We then have to write the perl part of the code. This will do two things: load the XS extension, and provide the wrapper function called print_array_int2 that will do the above mentioned packing. The perl part of the code is in the file called PrintArrays.pm and looks like this:

package PrintArrays; use warnings; our $VERSION = "0.001"; use XSLoader; use Exporter 'import'; our @EXPORT_OK = qw(print_array_char print_array_int print_array_int2) +; XSLoader::load("PrintArrays"); sub print_array_int2 { my($arr) = @_; print_array_int2_impl(pack("i*", @$arr), 0+@$arr); } 1; __END__

The XSLoader part loads the XS extension (this module is an alternative to Dynaloader, you can use whichever you prefer). The print_array_int2 function expects a single argument: a reference to an array of integers, which it will pack and pass to the XS function, which in turn calls the C function.

Build this module by running perl Makefile.PL && make

Now, if you wanted to use this module, you would install it by make install, which would copy both PrintArrays.pm and shared the library built from the xs and C code to wherever perl modules normally reside in your perl installation. But now, we'll now just do a quick check in place. As the compiled module isn't yet installed to the normal location, but built in the ./blib directory, we'll have to tell perl to find it there. Run the following.

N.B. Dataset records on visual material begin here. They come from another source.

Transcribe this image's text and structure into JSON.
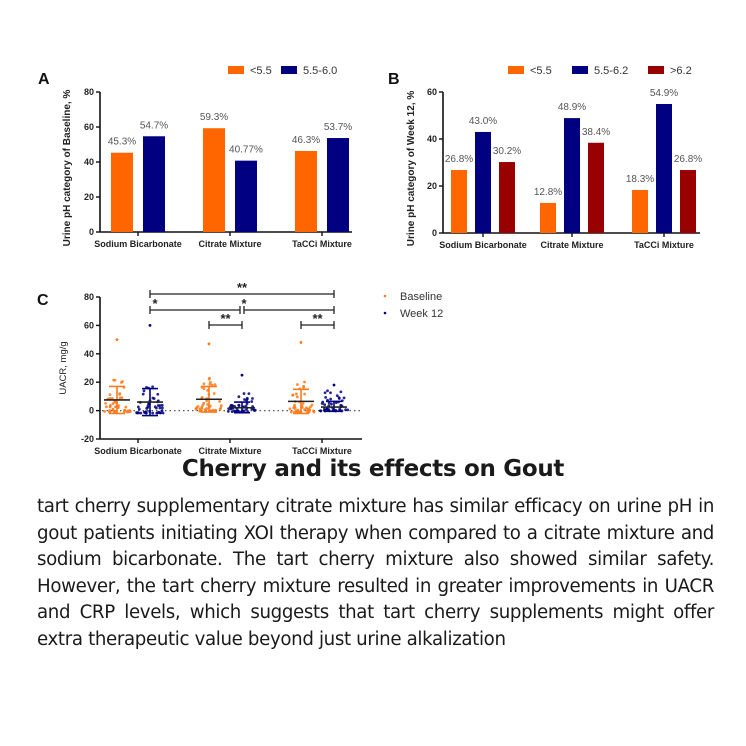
{
  "chart_data": [
    {
      "panel": "A",
      "type": "bar",
      "ylabel": "Urine pH category of Baseline, %",
      "ylim": [
        0,
        80
      ],
      "yticks": [
        0,
        20,
        40,
        60,
        80
      ],
      "categories": [
        "Sodium Bicarbonate",
        "Citrate Mixture",
        "TaCCi Mixture"
      ],
      "legend_position": "top-right",
      "series": [
        {
          "name": "<5.5",
          "color": "#ff6600",
          "values": [
            45.3,
            59.3,
            46.3
          ],
          "labels": [
            "45.3%",
            "59.3%",
            "46.3%"
          ]
        },
        {
          "name": "5.5-6.0",
          "color": "#000080",
          "values": [
            54.7,
            40.77,
            53.7
          ],
          "labels": [
            "54.7%",
            "40.77%",
            "53.7%"
          ]
        }
      ]
    },
    {
      "panel": "B",
      "type": "bar",
      "ylabel": "Urine pH category of Week 12, %",
      "ylim": [
        0,
        60
      ],
      "yticks": [
        0,
        20,
        40,
        60
      ],
      "categories": [
        "Sodium Bicarbonate",
        "Citrate Mixture",
        "TaCCi Mixture"
      ],
      "legend_position": "top-right",
      "series": [
        {
          "name": "<5.5",
          "color": "#ff6600",
          "values": [
            26.8,
            12.8,
            18.3
          ],
          "labels": [
            "26.8%",
            "12.8%",
            "18.3%"
          ]
        },
        {
          "name": "5.5-6.2",
          "color": "#000080",
          "values": [
            43.0,
            48.9,
            54.9
          ],
          "labels": [
            "43.0%",
            "48.9%",
            "54.9%"
          ]
        },
        {
          "name": ">6.2",
          "color": "#990000",
          "values": [
            30.2,
            38.4,
            26.8
          ],
          "labels": [
            "30.2%",
            "38.4%",
            "26.8%"
          ]
        }
      ]
    },
    {
      "panel": "C",
      "type": "scatter",
      "ylabel": "UACR, mg/g",
      "ylim": [
        -20,
        80
      ],
      "yticks": [
        -20,
        0,
        20,
        40,
        60,
        80
      ],
      "categories": [
        "Sodium Bicarbonate",
        "Citrate Mixture",
        "TaCCi Mixture"
      ],
      "legend_position": "right",
      "reference_line": 0,
      "series": [
        {
          "name": "Baseline",
          "color": "#ff7a1a",
          "mean": [
            7.5,
            8.0,
            6.5
          ],
          "sd_upper": [
            17.0,
            17.0,
            15.0
          ],
          "sd_lower": [
            -2.0,
            -1.0,
            -2.0
          ],
          "max_point": [
            50,
            47,
            48
          ]
        },
        {
          "name": "Week 12",
          "color": "#000080",
          "mean": [
            6.0,
            2.0,
            2.5
          ],
          "sd_upper": [
            15.5,
            6.0,
            6.5
          ],
          "sd_lower": [
            -3.5,
            -1.5,
            -0.5
          ],
          "max_point": [
            60,
            25,
            18
          ]
        }
      ],
      "significance": [
        {
          "from": "Sodium Bicarbonate Week 12",
          "to": "TaCCi Mixture Week 12",
          "label": "**"
        },
        {
          "from": "Sodium Bicarbonate Week 12",
          "to": "Citrate Mixture Week 12",
          "label": "*"
        },
        {
          "from": "Citrate Mixture Week 12",
          "to": "TaCCi Mixture Week 12",
          "label": "*"
        },
        {
          "from": "Citrate Mixture Baseline",
          "to": "Citrate Mixture Week 12",
          "label": "**"
        },
        {
          "from": "TaCCi Mixture Baseline",
          "to": "TaCCi Mixture Week 12",
          "label": "**"
        }
      ]
    }
  ],
  "heading": "Cherry and its effects on Gout",
  "body": "tart cherry supplementary citrate mixture has similar efficacy on urine pH in gout patients initiating XOI therapy when compared to a citrate mixture and sodium bicarbonate. The tart cherry mixture also showed similar safety. However, the tart cherry mixture resulted in greater improvements in UACR and CRP levels, which suggests that tart cherry supplements might offer extra therapeutic value beyond just urine alkalization"
}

perl -I./blib/lib -I./blib/arch -we 'use PrintArrays qw(print_array_ch +ar print_array_int2); print_array_char("grt"); $arr = [42,52,12,46,68 +]; print_array_int2($arr);'

This should give the following output, all of which is printed directly from the C file.

Length of char array is 3, Element array[0] = g, Element array[1] = r, Element array[2] = t, Length of int array is 5, Element array[0] = 42, Element array[1] = 52, Element array[2] = 12, Element array[3] = 46, Element array[4] = 68,

I'll show a different solution for wrapping the perl_array_int C function under the fold.

Recall that as the C function expects a C array of ints, we had to pack the perl array of integers to such a structure. In the first solution, we did this from perl code. Now we'll do it from XS code, which is more complicated because we have to access a perl array directly.

Append this to PrintArrays.xs

void print_array_int(array) AV *array CODE: int *arrayc; I32 len = av_len(array) + 1; Newxz(arrayc, len, int); I32 ind; for (ind = 0; ind < len; ind++) { SV **elt = av_fetch(array, ind, 1); int val = SvIV(*elt); arrayc[ind] = val; } print_array_int(arrayc, len); Safefree(arrayc);

The new XS function called perl_array_int needs no perl wrapper, because it takes a perl array reference. (Note that I've sneakily added this XS function to the export list of PrintArrays.pm earlier, even when the XS function didn't yet exist.)

Now rebuild the module by running make, then retest with this command.

perl -I./blib/lib -I./blib/arch -we 'use PrintArrays qw(print_array_in +t); $arr = [42,52,12,46,68]; print_array_int($arr);'

This will print the following:

Length of int array is 5, Element array[0] = 42, Element array[1] = 52, Element array[2] = 12, Element array[3] = 46, Element array[4] = 68,

You can see that the two perl functions print_array_int and print_array_int2 give the same output.

For my previous XS example on perlmonks, see also Re: Opposite of strtol?.

Update: for docs on how XS works, see core perl documentation in perlxstut, perlguts, perlxs, perlapi, ExtUtils::MakeMaker.